What are the Use Cases of NFTs?
NFTs have recently shot up in popularity, with considerable interest in the gaming industry and the digital art space. Several brands have started to experiment with NFTs. F1 has signed a deal with Animoca brands; the deal enables users to collect NFTs in an Ethereum powered game. The NFTs can be anything from car parts to drivers. Ubisoft, a titan in the gaming industry, has also gotten in the act by releasing its Rabbids tokens. Samsung’s latest phones come with a preinstalled cryptocurrency wallet to store NFTs.
They have also caught the fashion industry’s eye, with fashion houses like Louis Vuitton applying NFTs to their products to verify their authenticity better.
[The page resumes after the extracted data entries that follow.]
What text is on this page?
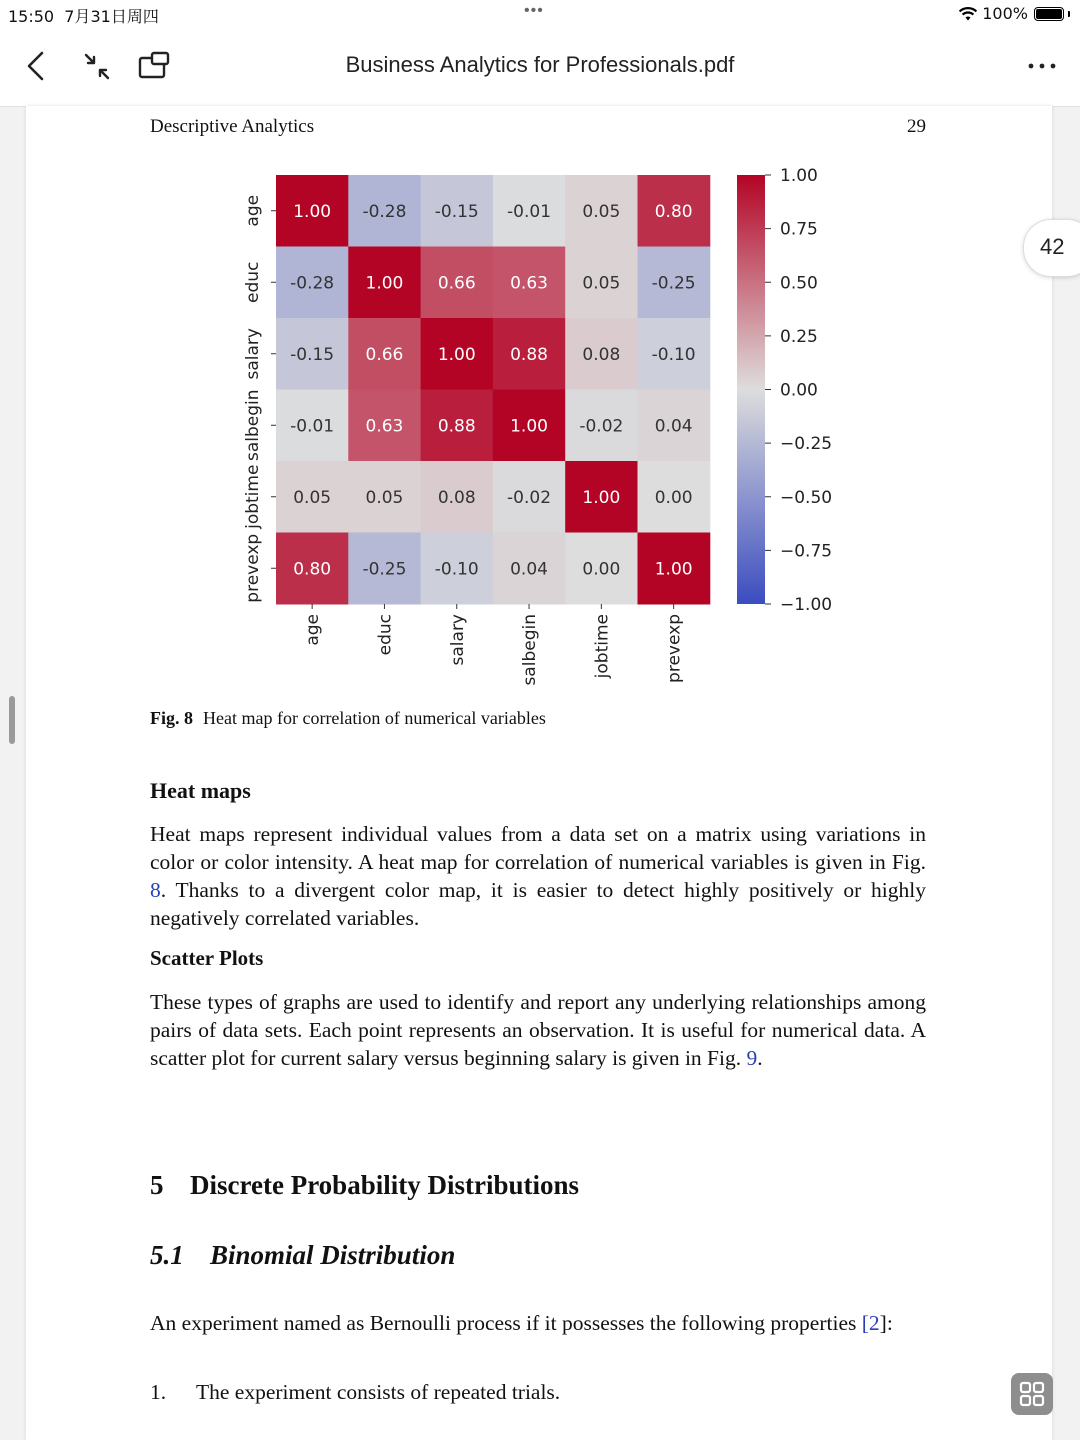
15:50 7月31日周四	•••	100%
Business Analytics for Professionals.pdf
Descriptive Analytics	29
1.00 -0.28 -0.15 -0.01 0.05 0.80
-0.28 1.00 0.66 0.63 0.05 -0.25
-0.15 0.66 1.00 0.88 0.08 -0.10
-0.01 0.63 0.88 1.00 -0.02 0.04
0.05 0.05 0.08 -0.02 1.00 0.00
0.80 -0.25 -0.10 0.04 0.00 1.00
age
educ
salary
salbegin
jobtime
prevexp
age	educ	salary	salbegin	jobtime	prevexp
1.00
0.75
0.50
0.25
0.00
−0.25
−0.50
−0.75
−1.00
Fig. 8 Heat map for correlation of numerical variables
Heat maps
Heat maps represent individual values from a data set on a matrix using variations in color or color intensity. A heat map for correlation of numerical variables is given in Fig. 8. Thanks to a divergent color map, it is easier to detect highly positively or highly negatively correlated variables.
Scatter Plots
These types of graphs are used to identify and report any underlying relationships among pairs of data sets. Each point represents an observation. It is useful for numerical data. A scatter plot for current salary versus beginning salary is given in Fig. 9.
5 Discrete Probability Distributions
5.1 Binomial Distribution
An experiment named as Bernoulli process if it possesses the following properties [2]:
1. The experiment consists of repeated trials.
42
The sports industry has also seen the value of NFTs, with Nike patenting its NFT-based footwear. The footwear can be traded, with NFT owners also having the option to turn them into shoes in the real world. The NFL and NBA have also agreed to have leading players represented by NFT cards.
Why Are NFTs popular?
NFTs are changing the way ownership of a digital asset works, allowing individuals to purchase authentic images, animations, and music. Users can turn almost anything into NFTs and sell them for ETH or any supporting tokens. The digital art space has seen several high-profile NFT sales, while sports fans have started trading NFTs related to their favourite players and teams. NBA Top Shot allows fans to collect video highlights of important moments from games as NFTs.
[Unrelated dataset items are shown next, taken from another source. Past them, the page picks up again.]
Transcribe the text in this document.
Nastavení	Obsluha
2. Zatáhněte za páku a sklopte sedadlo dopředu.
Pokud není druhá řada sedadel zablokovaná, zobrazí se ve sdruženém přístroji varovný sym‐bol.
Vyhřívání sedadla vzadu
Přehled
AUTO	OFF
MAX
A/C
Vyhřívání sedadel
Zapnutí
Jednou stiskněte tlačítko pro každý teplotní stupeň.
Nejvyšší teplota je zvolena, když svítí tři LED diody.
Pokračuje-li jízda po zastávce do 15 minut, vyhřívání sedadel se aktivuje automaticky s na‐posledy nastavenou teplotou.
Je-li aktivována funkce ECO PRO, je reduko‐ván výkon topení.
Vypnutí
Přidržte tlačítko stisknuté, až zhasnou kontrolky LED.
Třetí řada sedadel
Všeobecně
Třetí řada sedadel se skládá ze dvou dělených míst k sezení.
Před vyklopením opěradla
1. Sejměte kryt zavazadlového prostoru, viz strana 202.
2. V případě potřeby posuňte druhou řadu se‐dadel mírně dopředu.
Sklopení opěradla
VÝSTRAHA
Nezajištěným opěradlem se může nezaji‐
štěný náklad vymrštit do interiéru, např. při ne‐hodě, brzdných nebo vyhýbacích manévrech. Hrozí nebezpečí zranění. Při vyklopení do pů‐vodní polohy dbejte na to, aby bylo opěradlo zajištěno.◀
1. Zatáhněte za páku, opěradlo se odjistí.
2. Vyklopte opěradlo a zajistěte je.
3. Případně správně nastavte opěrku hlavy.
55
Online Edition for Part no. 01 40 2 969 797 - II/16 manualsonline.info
The news of Canadian musician Claire “Grimes” Boucher selling $6 million worth of digital artwork and digital artist Mike “Beeple” Winkelmann breaking records by selling his “EVERYDAYS: The First 5000 Days,” art piece on Christie’s for $69 million.
What Is the Future of NFTs?
Currently, the buzz and attention around NFTs are mostly focused on gaming, crypto-collectibles, and artwork. However, more and more brands are licensing their content for NFTs.
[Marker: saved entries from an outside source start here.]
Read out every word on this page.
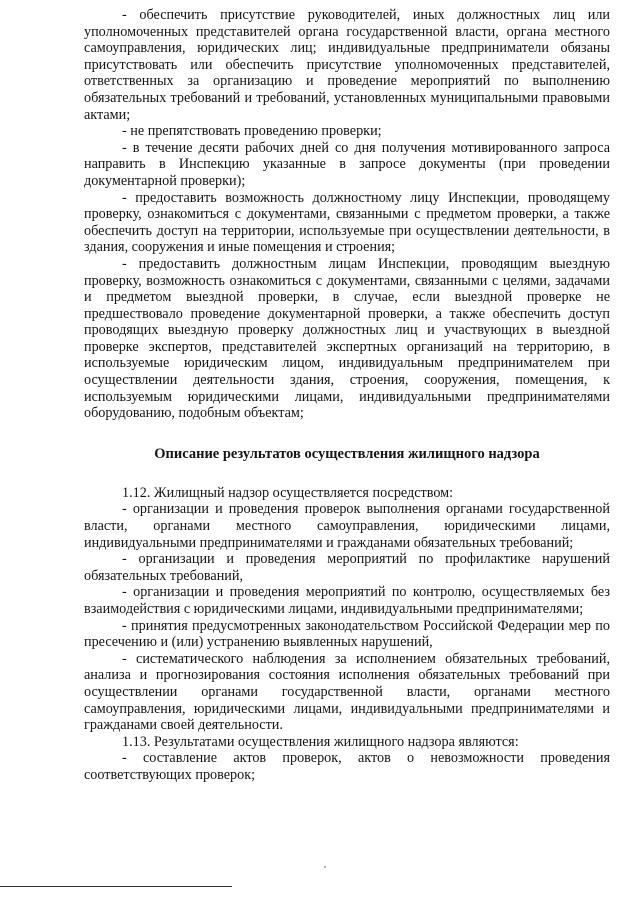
- обеспечить присутствие руководителей, иных должностных лиц или уполномоченных представителей органа государственной власти, органа местного самоуправления, юридических лиц; индивидуальные предприниматели обязаны присутствовать или обеспечить присутствие уполномоченных представителей, ответственных за организацию и проведение мероприятий по выполнению обязательных требований и требований, установленных муниципальными правовыми актами;

- не препятствовать проведению проверки;

- в течение десяти рабочих дней со дня получения мотивированного запроса направить в Инспекцию указанные в запросе документы (при проведении документарной проверки);

- предоставить возможность должностному лицу Инспекции, проводящему проверку, ознакомиться с документами, связанными с предметом проверки, а также обеспечить доступ на территории, используемые при осуществлении деятельности, в здания, сооружения и иные помещения и строения;

- предоставить должностным лицам Инспекции, проводящим выездную проверку, возможность ознакомиться с документами, связанными с целями, задачами и предметом выездной проверки, в случае, если выездной проверке не предшествовало проведение документарной проверки, а также обеспечить доступ проводящих выездную проверку должностных лиц и участвующих в выездной проверке экспертов, представителей экспертных организаций на территорию, в используемые юридическим лицом, индивидуальным предпринимателем при осуществлении деятельности здания, строения, сооружения, помещения, к используемым юридическими лицами, индивидуальными предпринимателями оборудованию, подобным объектам;

Описание результатов осуществления жилищного надзора

1.12. Жилищный надзор осуществляется посредством:

- организации и проведения проверок выполнения органами государственной власти, органами местного самоуправления, юридическими лицами, индивидуальными предпринимателями и гражданами обязательных требований;

- организации и проведения мероприятий по профилактике нарушений обязательных требований,

- организации и проведения мероприятий по контролю, осуществляемых без взаимодействия с юридическими лицами, индивидуальными предпринимателями;

- принятия предусмотренных законодательством Российской Федерации мер по пресечению и (или) устранению выявленных нарушений,

- систематического наблюдения за исполнением обязательных требований, анализа и прогнозирования состояния исполнения обязательных требований при осуществлении органами государственной власти, органами местного самоуправления, юридическими лицами, индивидуальными предпринимателями и гражданами своей деятельности.

1.13. Результатами осуществления жилищного надзора являются:

- составление актов проверок, актов о невозможности проведения соответствующих проверок;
NFTs can have several use cases in gaming, where they can be used to represent in-game items, allowing players to trade them with other players. They can also be applied to intellectual property rights, copyright, ticketing, and video game trading.
NFTs also add potential to security tokens. Properties could be tokenized for shared ownership, and if the security tokens are non-fungible, then the ownership is transparent and traceable.
More applications of NFTs could be in the spheres of warranty, software licensing, and even birth and death certificates.
It isn’t difficult to understand why NFTs have caught the eye of the world. Even though the current adoption rate isn’t very widespread, recent developments have drawn significant attention towards NFTs. They appear to have a solid foundation with individuals like Elon Musk backing them.
Given the digital nature of NFTs, you can’t compare them to physical artworks or assets. However, they can certainly be just as valuable and even sustain their value longer than physical assets.
The true potential of NFTs is yet to be unlocked. NFTs are very popular with the younger generation and it remains to be seen if the younger generation will have the economic power to purchase them. NFTs are changing the future of ownership of assets and trading.
NFTs have opened the door for digital artists, musicians to be recognized and valued. The smart contract functionality of blockchain technology ensures that artists get their dues from any future sales of digital assets.
How to Enter the NFT Space
If you are planning on buying NFTs, you will want to first buy Ethereum. Why? That’s because as we mentioned earlier, almost all NFTs are based on the Ethereum blockchain. A majority of the NFTs were made using two Ethereum token standards, which are ERC-721 and ERC-1155. The use of these Ethereum tokens ensures that NFTs are compatible with the larger cryptocurrency universe, including cryptocurrency exchanges and cryptocurrency wallets. Ethereum’s London hard fork will make NFTs more accessible to users, thanks to the EIP 1559 which will significantly reduce gas fees, making NFTs relatively easier to access to the masses.